By 1944, the American army and naval air forces not only outnumbered their Japanese counterparts, it also had technologically superior aircraft, and better pilots. Unlike the five million German soldiers who eventually surrendered to the Allies in Europe, less than 5% of Japanese forces were captured. They considered it a disgrace to their families, and instead fought to the death. Although Allied troops were acquainted with their enemy's sacrificial nature, they were unprepared for what came out of the sky during the Battle of Leyte Gulf in October 1944. Japanese pilots flew their planes and themselves directly into American warships, causing massive damage. So attacked, the U.S.S. St. Lo sank with 114 hands — the first, but far from the last, victims of the kamikazes.
Japanese high school girls wave farewell to departing Kamikaze pilots.
The concept was Vice Admiral Onishi Takijiro's. Japanese air forces were no longer competitive, so Takijiro proposed turning planes into human missiles. The pilots needed little training — takeoffs, but no landings — and a sacrificial dive-bomber would be hard to shoot down. Kamikaze pilots were often university students, motivated by obligation and gratitude to family and country. They prepared by holding ceremonials, writing farewell poems, and receiving a “thousand stitch belt" — cloth into which 1,000 women had sewn one stitch as a symbolic uniting with the pilot. Then, in planes wrapped around 550 pound bombs, they would fly off to die.
"Shigeko,
Are you well? It is now a month since that day. The happy dream is over. Tomorrow I will dive my plane into an enemy ship. I will cross the river into the other world, taking some Yankees with me. When I look back, I see that I was very cold-hearted to you. After I had been cruel to you, I used to regret it. Please forgive me.
When I think of your future, and the long life ahead, it tears at my heart. Please remain steadfast and live happily. After my death, please take care of my father for me.
I, who have lived for the eternal principles of justice, will forever protect this nation from the enemies that surround us."

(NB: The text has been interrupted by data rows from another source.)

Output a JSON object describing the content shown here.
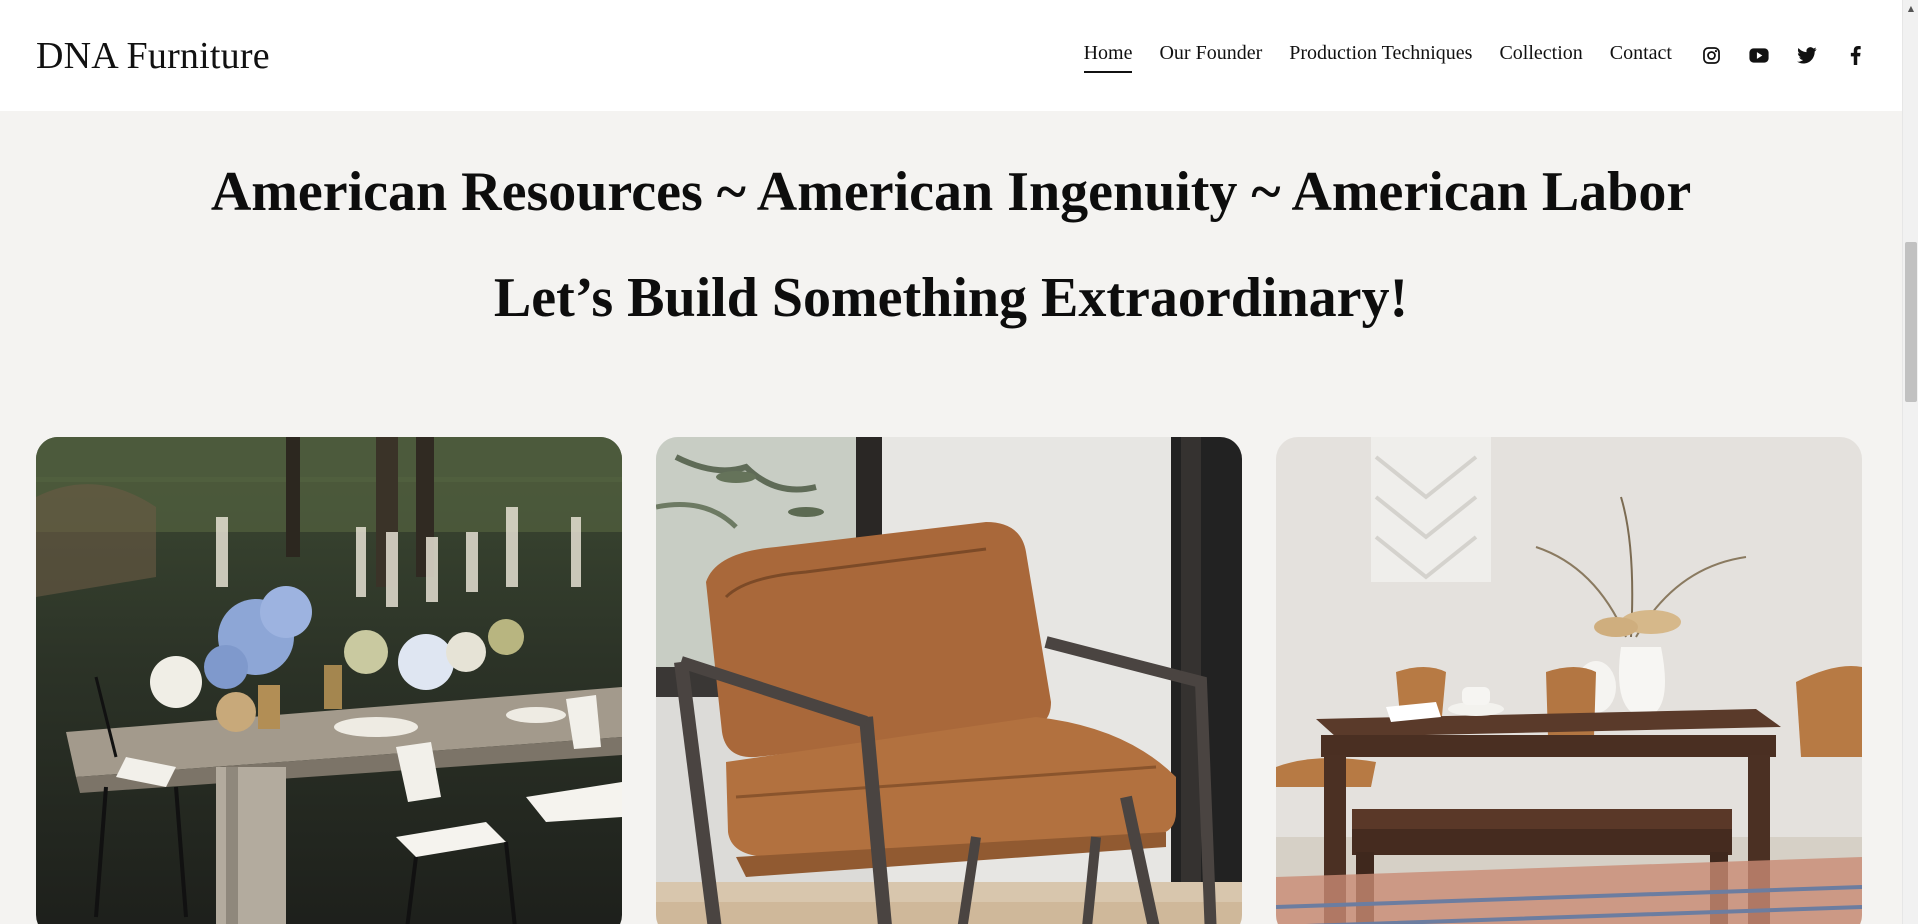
{
  "header": {
    "brand": "DNA Furniture",
    "nav": [
      {
        "label": "Home",
        "active": true
      },
      {
        "label": "Our Founder",
        "active": false
      },
      {
        "label": "Production Techniques",
        "active": false
      },
      {
        "label": "Collection",
        "active": false
      },
      {
        "label": "Contact",
        "active": false
      }
    ],
    "social_icons": [
      "instagram-icon",
      "youtube-icon",
      "twitter-icon",
      "facebook-icon"
    ]
  },
  "hero": {
    "line1": "American Resources ~ American Ingenuity ~ American Labor",
    "line2": "Let’s Build Something Extraordinary!"
  },
  "cards": [
    {
      "image": "outdoor-dining-table-photo"
    },
    {
      "image": "leather-lounge-chair-photo"
    },
    {
      "image": "dining-set-photo"
    }
  ],
  "colors": {
    "background": "#f4f3f1",
    "header_bg": "#ffffff",
    "text": "#111111"
  }
}
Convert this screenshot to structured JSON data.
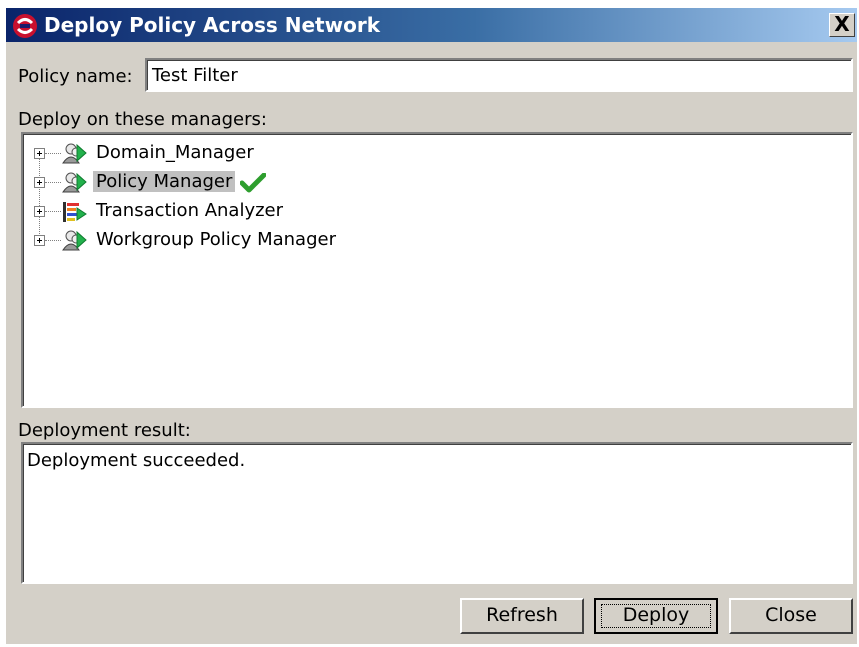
{
  "window": {
    "title": "Deploy Policy Across Network",
    "close_glyph": "X",
    "app_icon": "app-logo-icon",
    "close_icon": "close-icon"
  },
  "form": {
    "policy_name_label": "Policy name:",
    "policy_name_value": "Test Filter",
    "managers_label": "Deploy on these managers:",
    "result_label": "Deployment result:",
    "result_text": "Deployment succeeded."
  },
  "tree": {
    "items": [
      {
        "label": "Domain_Manager",
        "icon": "manager-icon",
        "selected": false,
        "deployed": false
      },
      {
        "label": "Policy Manager",
        "icon": "manager-icon",
        "selected": true,
        "deployed": true
      },
      {
        "label": "Transaction Analyzer",
        "icon": "analyzer-icon",
        "selected": false,
        "deployed": false
      },
      {
        "label": "Workgroup Policy Manager",
        "icon": "manager-icon",
        "selected": false,
        "deployed": false
      }
    ]
  },
  "buttons": {
    "refresh": "Refresh",
    "deploy": "Deploy",
    "close": "Close"
  },
  "colors": {
    "titlebar_start": "#0a246a",
    "titlebar_end": "#a6caf0",
    "dialog_bg": "#d4d0c8",
    "check_green": "#2e9e2e"
  }
}
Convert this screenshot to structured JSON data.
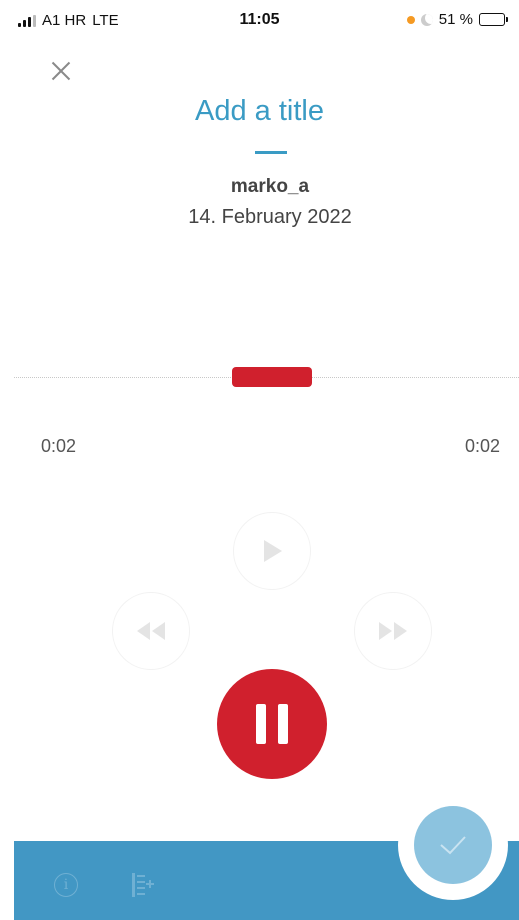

Commander of the Air Unit Eternity, Haruo Araki in a letter to his wife, May 10, 1945, prior to the
2,000 Japanese servicemen perished in kamikaze attacks during the three month long battle for the island of Okinawa, located just 400 miles south of mainland Japan, that raged from April 1 to June 22, 1945. They were at the centre of a desperate and ill-thought out strategy by the Imperial General Headquarters in Tokyo—known as Operation Ten-Go—to defeat the next phase of the American advance in the Pacific. “I firmly believed,” wrote the navy’s chief of operations, “that Okinawa alone was the decisive battleground where we would be able to reverse the war situation.” The plan was to sink so many American ships that the US Fifth Fleet would withdraw, abandoning its troops on Okinawa who could then be mopped up by the large Japanese garrison. It failed, though various forms of kamikaze attack—including planes, manned rockets and human torpedoes—did sink 36 American ships and damage a further 368, inflicting 10,000 casualties (half of them killed.)
By war's end, kamikazes had sunk or damaged more than 300 U.S. ships, with 15,000 casualties. Several thousand kamikaze planes had been set aside for the invasion of the Japanese mainland that never came. Ironically, the kamikaze — and the sacrificial philosophy behind them — were one of the reasons President Truman decided to drop the atomic bombs.
On the eve of the Japanese surrender, Onishi Takijiro committed suicide, leaving a note apologizing to his dead pilots because their sacrifice had been in vain.
Kamikaze pilots of the 72nd Shinbu Squadron on May 26, 1945, the day before launching attacks off Okinawa.
The USS Bunker Hill in flames after being hit by Kamikazes on May 11, 1945.